Teaching As Two-Way Communication

Teaching is an interesting dynamic. It is also part of a partnership involving players with different roles that begin at opposite starting points yet share the same finish line. The job of the teacher is to impart knowledge about a particular subject. The teacher does it through a range of strategies that include lectures, guest speakers, assignments, tests and by instigating various ways for the students to become actively engaged in classroom discussion. The job of the student is to attempt to capture the knowledge and demonstrate their understanding and familiarity with it well enough to satisfy the teacher. On the surface, the roles of the two seem pretty well defined: one sends out information and the other receives it. If this were a classic public relations model, then such a dynamic would be strictly one-way communication.

Unfortunately, one-way communication is not as effective as two-way communication. This is particularly the case if the connection between teacher and student is viewed as being long-term. A teacher and their students are collaborators or partners much as are employer and employee, husband and wife, and doctor and patient. For each to enjoy any kind of shared success, they must establish themselves as a team that works toward a shared goal or end. Identifying the desired result as well as the strategies to obtain it can only be achieved via two-way communication in which the two offer good-faith suggestions designed to ensure well-earned passing grades for the students. Bottom line: the two must work together. They must cast aside the old dynamic where the teacher does all the talking and students do all the listening. Instead, what happens in the classroom must be more about active engagement on the part of both parties. Of course, the teacher knows more about the given subject than the students. But this does not mean students do not have something concrete to add to the subject matter, cannot help design a road map for the class, and even broaden the teacher's base of knowledge.
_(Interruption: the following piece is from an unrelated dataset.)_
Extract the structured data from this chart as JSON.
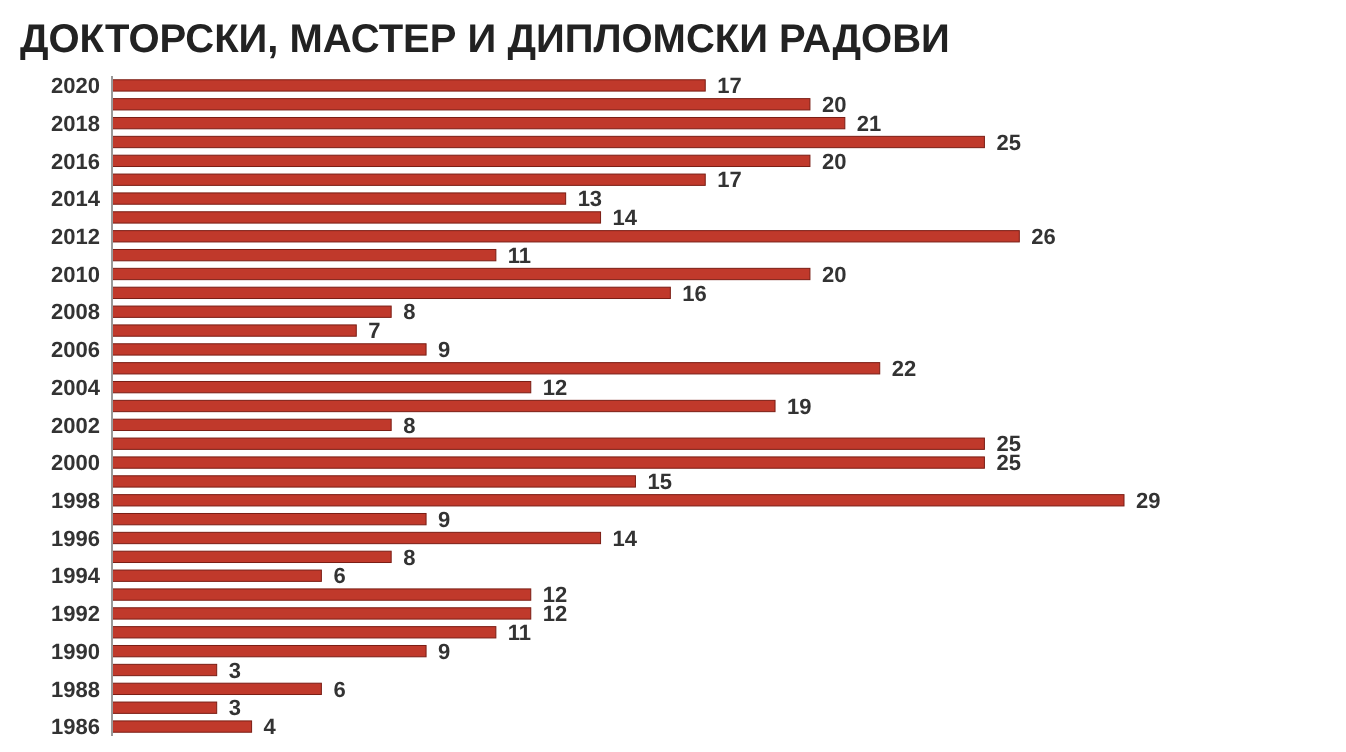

One reason teaching is such a challenge is because not all teachers possess the communication skills to truly connect with their students, establish a vibrant partnership with them or are able to impart information about the subject in ways that students adequately understand or find interesting. In my many years as a student and a part-time instructor at various colleges and universities, I have known and experienced a number of extremely knowledgeable and accomplished scholars who not do well at teaching because of their shortcomings as communicators. Perhaps viewing students as partners rather than as entities to talk at for several hours per week over the span of a semester might help reverse this. Granted, not all attempts to establish two-way communication are successful. But not trying at all greatly reduces the chances of making the classroom experience for both teacher and student one that is positive, meaningful and memorable.